Он подошел ближе, но остановился, когда я снова начал извиваться. Покачал головой и улыбнулся, как будто я был глупцом, который не доверяет ему. Его тонкие брови полезли вверх, изображая доброту.
— Ты знаешь, где находится Штутгарт, Мозес?
Набухшие вены на тыльной стороне его руки цветом напоминали вино.
— Это совсем недалеко отсюда — всего несколько дней пути. Надеюсь, ты когда-нибудь приедешь туда, чтобы навестить меня. Здесь, в аббатстве, чудесно, но со Штутгартом не сравнить. Ты когда-нибудь видел герцога? Герцог Карл Евгений — мой хозяин. Если я расскажу ему о твоем голосе, он позволит тебе спать во дворце. Тебе хотелось бы спать во дворце?
Спать во дворце мне не хотелось, но я об этом не сказал.
— Герцог ценит прекрасную музыку больше, чем кто-либо в Европе, Мозес. Даже больше, чем ваш аббат. Вот почему он привез меня в Штутгарт из самой Италии. Я врач, Мозес, я врачую музыку.

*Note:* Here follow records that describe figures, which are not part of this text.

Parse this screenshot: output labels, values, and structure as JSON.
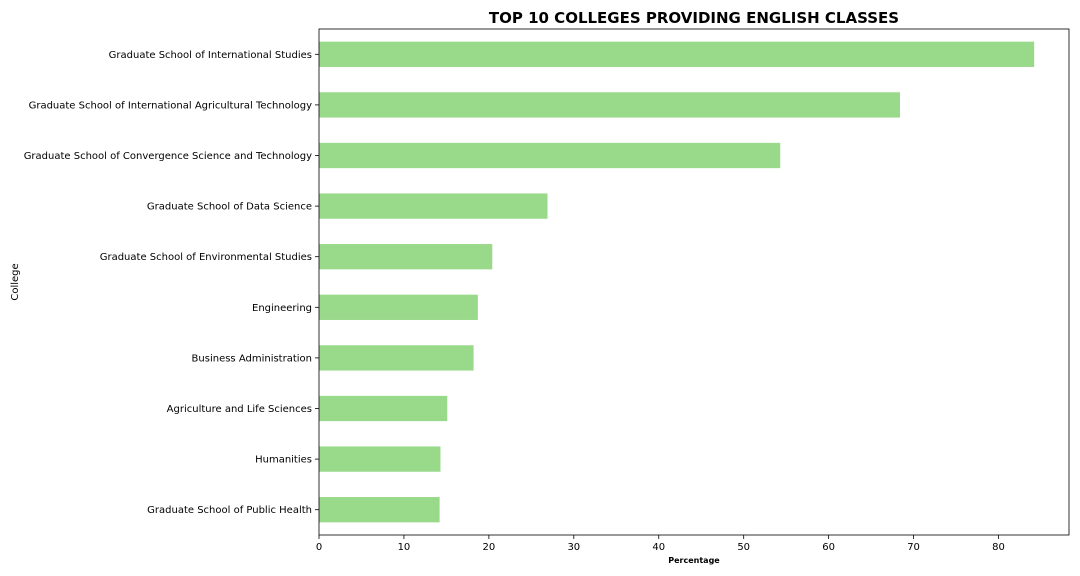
{
  "chart_data": {
    "type": "bar",
    "orientation": "horizontal",
    "title": "TOP 10 COLLEGES PROVIDING ENGLISH CLASSES",
    "xlabel": "Percentage",
    "ylabel": "College",
    "categories": [
      "Graduate School of International Studies",
      "Graduate School of International Agricultural Technology",
      "Graduate School of Convergence Science and Technology",
      "Graduate School of Data Science",
      "Graduate School of Environmental Studies",
      "Engineering",
      "Business Administration",
      "Agriculture and Life Sciences",
      "Humanities",
      "Graduate School of Public Health"
    ],
    "values": [
      84.2,
      68.4,
      54.3,
      26.9,
      20.4,
      18.7,
      18.2,
      15.1,
      14.3,
      14.2
    ],
    "xlim": [
      0,
      88.3
    ],
    "xticks": [
      "0",
      "10",
      "20",
      "30",
      "40",
      "50",
      "60",
      "70",
      "80"
    ],
    "grid": false,
    "bar_color": "#98d98a"
  }
}
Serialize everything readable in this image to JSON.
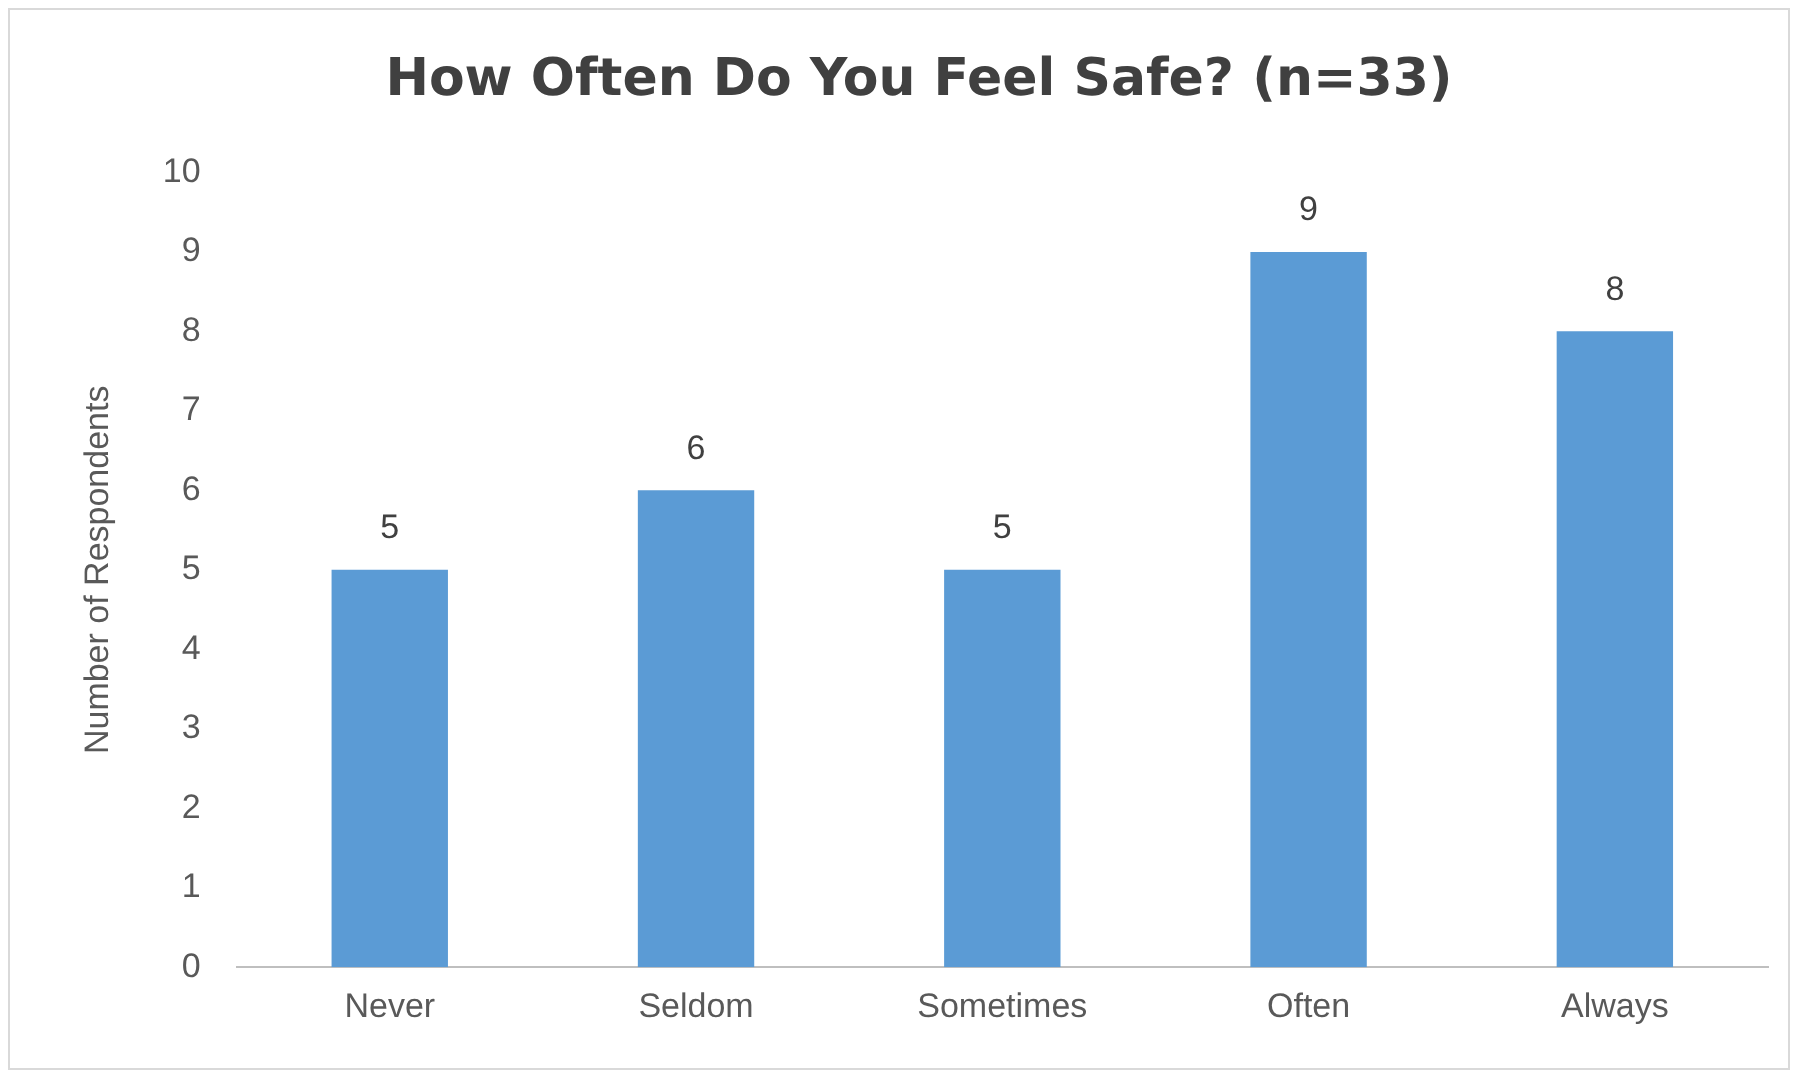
{
  "chart_data": {
    "type": "bar",
    "title": "How Often Do You Feel Safe? (n=33)",
    "ylabel": "Number of Respondents",
    "categories": [
      "Never",
      "Seldom",
      "Sometimes",
      "Often",
      "Always"
    ],
    "values": [
      5,
      6,
      5,
      9,
      8
    ],
    "color": "#5b9bd5",
    "ylim": [
      0,
      10
    ],
    "yticks": [
      0,
      1,
      2,
      3,
      4,
      5,
      6,
      7,
      8,
      9,
      10
    ],
    "grid": false,
    "legend": false,
    "data_labels": true
  }
}
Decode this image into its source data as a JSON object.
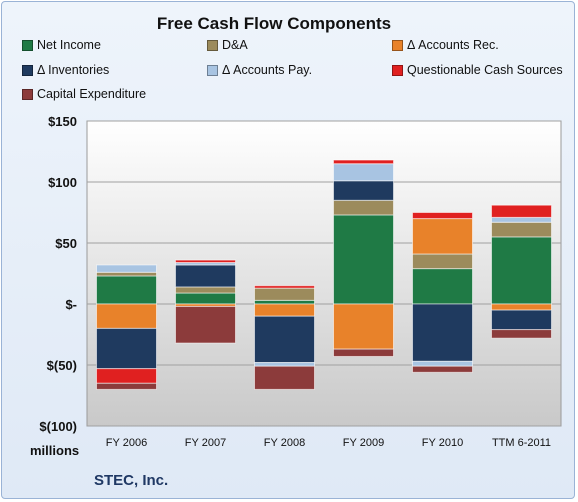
{
  "chart_data": {
    "type": "bar",
    "stacked": true,
    "title": "Free Cash Flow Components",
    "units_label": "millions",
    "footer": "STEC, Inc.",
    "categories": [
      "FY 2006",
      "FY 2007",
      "FY 2008",
      "FY 2009",
      "FY 2010",
      "TTM 6-2011"
    ],
    "ylim": [
      -100,
      150
    ],
    "yticks": [
      150,
      100,
      50,
      0,
      -50,
      -100
    ],
    "ytick_labels": [
      "$150",
      "$100",
      "$50",
      "$-",
      "$(50)",
      "$(100)"
    ],
    "grid": true,
    "legend_position": "top",
    "series": [
      {
        "name": "Net Income",
        "color": "#1f7a45",
        "values": [
          23,
          9,
          3,
          73,
          29,
          55
        ]
      },
      {
        "name": "D&A",
        "color": "#9c8b5c",
        "values": [
          3,
          5,
          10,
          12,
          12,
          12
        ]
      },
      {
        "name": "Δ Accounts Rec.",
        "color": "#e8822a",
        "values": [
          -20,
          -2,
          -10,
          -37,
          29,
          -5
        ]
      },
      {
        "name": "Δ Inventories",
        "color": "#1f3a5f",
        "values": [
          -33,
          18,
          -38,
          16,
          -47,
          -16
        ]
      },
      {
        "name": "Δ Accounts Pay.",
        "color": "#a8c4e2",
        "values": [
          6,
          2,
          -3,
          14,
          -4,
          4
        ]
      },
      {
        "name": "Questionable Cash Sources",
        "color": "#e02020",
        "values": [
          -12,
          2,
          2,
          3,
          5,
          10
        ]
      },
      {
        "name": "Capital Expenditure",
        "color": "#8c3b3b",
        "values": [
          -5,
          -30,
          -19,
          -6,
          -5,
          -7
        ]
      }
    ]
  }
}
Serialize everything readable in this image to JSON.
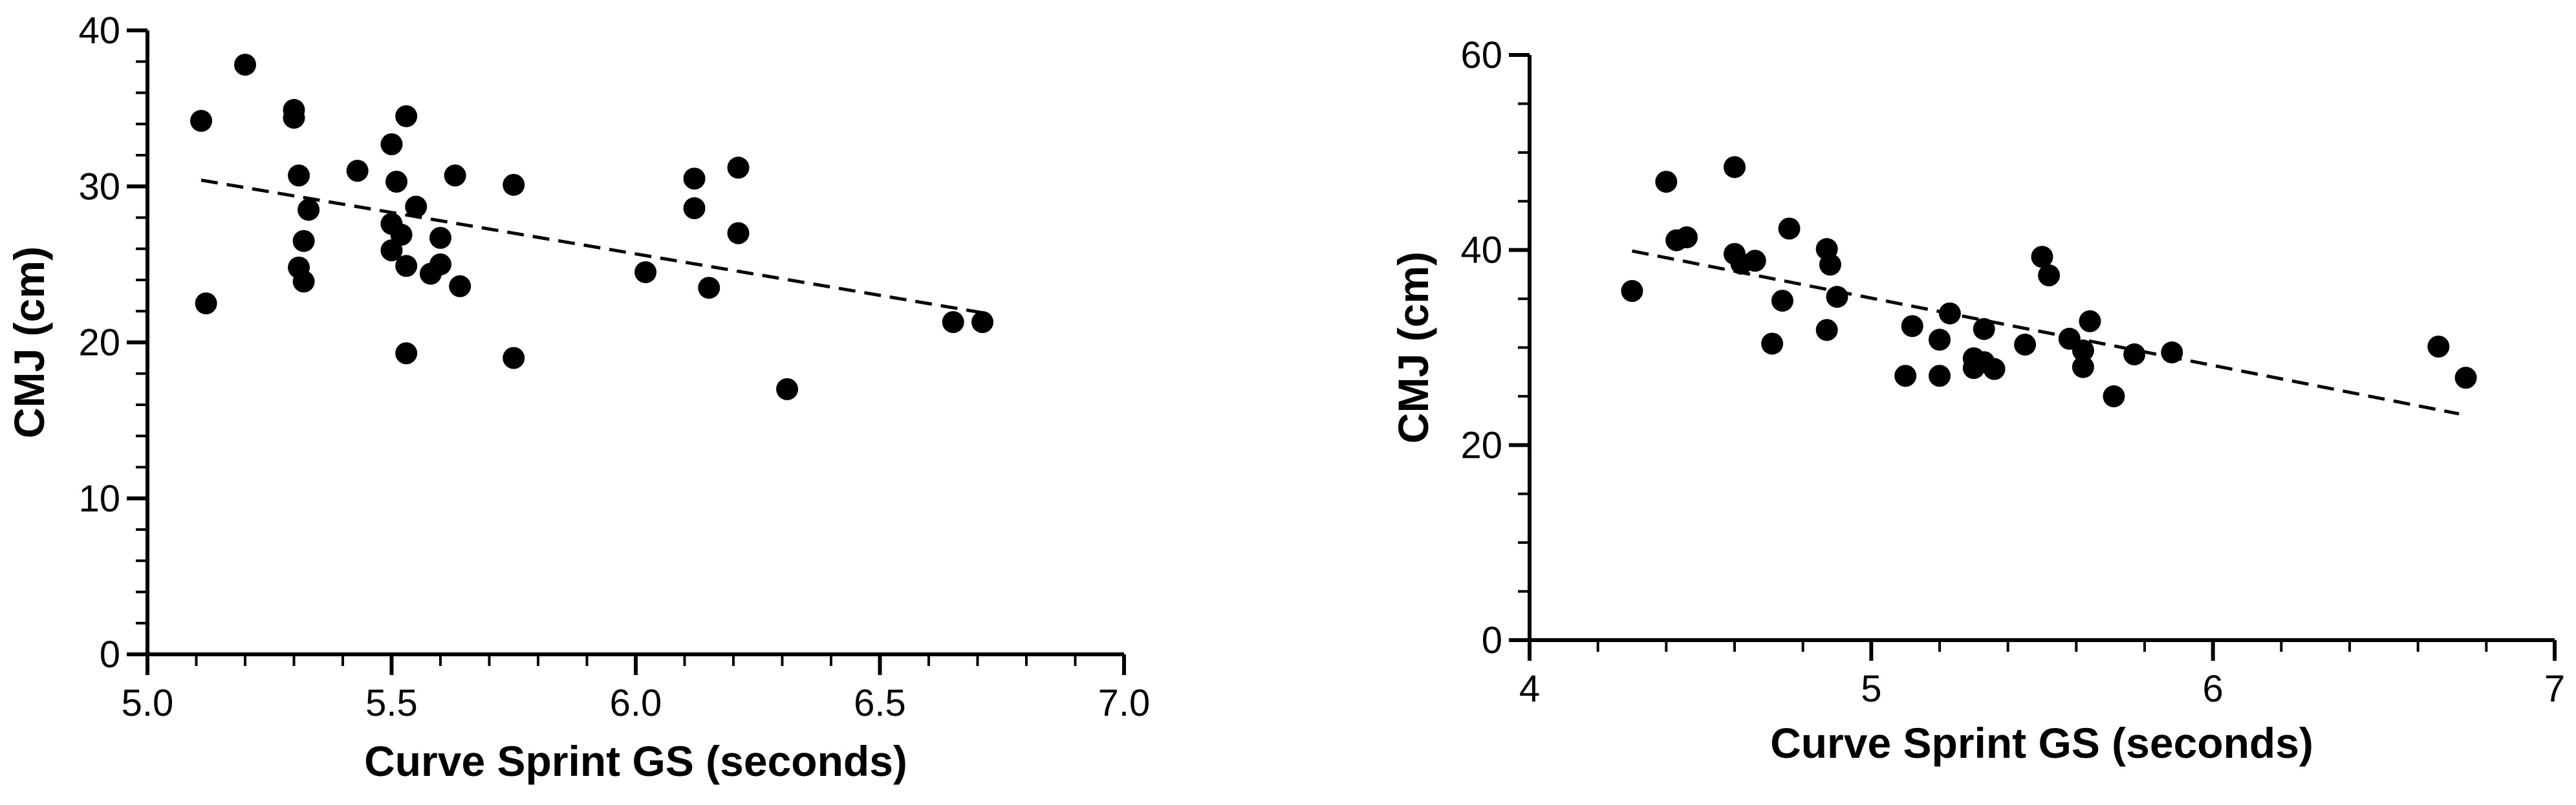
{
  "chart_data": [
    {
      "type": "scatter",
      "title": "",
      "xlabel": "Curve Sprint GS (seconds)",
      "ylabel": "CMJ (cm)",
      "xlim": [
        5.0,
        7.0
      ],
      "ylim": [
        0,
        40
      ],
      "x_ticks": [
        "5.0",
        "5.5",
        "6.0",
        "6.5",
        "7.0"
      ],
      "x_tick_values": [
        5.0,
        5.5,
        6.0,
        6.5,
        7.0
      ],
      "x_minor_step": 0.1,
      "y_ticks": [
        "0",
        "10",
        "20",
        "30",
        "40"
      ],
      "y_tick_values": [
        0,
        10,
        20,
        30,
        40
      ],
      "y_minor_step": 2,
      "grid": false,
      "marker_color": "#000000",
      "points": [
        [
          5.11,
          34.2
        ],
        [
          5.12,
          22.5
        ],
        [
          5.2,
          37.8
        ],
        [
          5.3,
          34.9
        ],
        [
          5.3,
          34.4
        ],
        [
          5.31,
          30.7
        ],
        [
          5.31,
          24.8
        ],
        [
          5.32,
          26.5
        ],
        [
          5.33,
          28.5
        ],
        [
          5.32,
          23.9
        ],
        [
          5.43,
          31.0
        ],
        [
          5.5,
          32.7
        ],
        [
          5.51,
          30.3
        ],
        [
          5.5,
          27.6
        ],
        [
          5.5,
          25.9
        ],
        [
          5.52,
          26.9
        ],
        [
          5.53,
          24.9
        ],
        [
          5.53,
          34.5
        ],
        [
          5.55,
          28.7
        ],
        [
          5.53,
          19.3
        ],
        [
          5.58,
          24.4
        ],
        [
          5.6,
          26.7
        ],
        [
          5.6,
          25.0
        ],
        [
          5.63,
          30.7
        ],
        [
          5.64,
          23.6
        ],
        [
          5.75,
          30.1
        ],
        [
          5.75,
          19.0
        ],
        [
          6.02,
          24.5
        ],
        [
          6.12,
          30.5
        ],
        [
          6.12,
          28.6
        ],
        [
          6.15,
          23.5
        ],
        [
          6.21,
          31.2
        ],
        [
          6.21,
          27.0
        ],
        [
          6.31,
          17.0
        ],
        [
          6.65,
          21.3
        ],
        [
          6.71,
          21.3
        ]
      ],
      "trendline": {
        "style": "dashed",
        "x": [
          5.11,
          6.71
        ],
        "y": [
          30.4,
          21.9
        ]
      }
    },
    {
      "type": "scatter",
      "title": "",
      "xlabel": "Curve Sprint GS (seconds)",
      "ylabel": "CMJ (cm)",
      "xlim": [
        4,
        7
      ],
      "ylim": [
        0,
        60
      ],
      "x_ticks": [
        "4",
        "5",
        "6",
        "7"
      ],
      "x_tick_values": [
        4,
        5,
        6,
        7
      ],
      "x_minor_step": 0.2,
      "y_ticks": [
        "0",
        "20",
        "40",
        "60"
      ],
      "y_tick_values": [
        0,
        20,
        40,
        60
      ],
      "y_minor_step": 5,
      "grid": false,
      "marker_color": "#000000",
      "points": [
        [
          4.3,
          35.8
        ],
        [
          4.4,
          47.0
        ],
        [
          4.43,
          41.0
        ],
        [
          4.46,
          41.3
        ],
        [
          4.6,
          48.5
        ],
        [
          4.6,
          39.6
        ],
        [
          4.62,
          38.6
        ],
        [
          4.66,
          38.9
        ],
        [
          4.71,
          30.4
        ],
        [
          4.74,
          34.8
        ],
        [
          4.76,
          42.2
        ],
        [
          4.87,
          40.1
        ],
        [
          4.88,
          38.5
        ],
        [
          4.87,
          31.8
        ],
        [
          4.9,
          35.2
        ],
        [
          5.1,
          27.1
        ],
        [
          5.12,
          32.2
        ],
        [
          5.2,
          30.8
        ],
        [
          5.2,
          27.1
        ],
        [
          5.23,
          33.5
        ],
        [
          5.3,
          28.9
        ],
        [
          5.3,
          27.9
        ],
        [
          5.33,
          31.9
        ],
        [
          5.33,
          28.5
        ],
        [
          5.36,
          27.8
        ],
        [
          5.45,
          30.3
        ],
        [
          5.5,
          39.3
        ],
        [
          5.52,
          37.4
        ],
        [
          5.58,
          30.9
        ],
        [
          5.62,
          29.7
        ],
        [
          5.62,
          28.0
        ],
        [
          5.64,
          32.7
        ],
        [
          5.71,
          25.0
        ],
        [
          5.77,
          29.3
        ],
        [
          5.88,
          29.5
        ],
        [
          6.66,
          30.1
        ],
        [
          6.74,
          26.9
        ]
      ],
      "trendline": {
        "style": "dashed",
        "x": [
          4.3,
          6.72
        ],
        "y": [
          39.9,
          23.2
        ]
      }
    }
  ]
}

На этот раз он сделал еще один шаг вперед. Я начал извиваться, но хватка Ульриха была железной.
— У тебя чудесный голос, Мозес. Один из самых красивых, какие мне только доводилось слышать. Ульрих очень хорошо тебя выучил. Но я могу сделать тебя еще лучше. Ты хочешь петь еще лучше, Мозес?
Этот голос мой! Я бы так закричал, если бы не был столь испуган. Мой! Теперь всего лишь один шаг отделял его от меня. Я испугался, что Ульрих отдаст меня ему.
Но Ульрих не собирался меня выпускать. Он сжал меня еще крепче. Одной рукой Рапуччи поднял бокал, другой ущипнул меня за подбородок:
— Открой рот, Мозес. Выпей немного вина.
Его пальцы были такими холодными. Я покачал головой, и он отпустил меня.
Выругался.
Ульрих зашептал мне, что я должен выпить, что от этого мне захочется спать. Я извивался со всей силой, которая во мне была.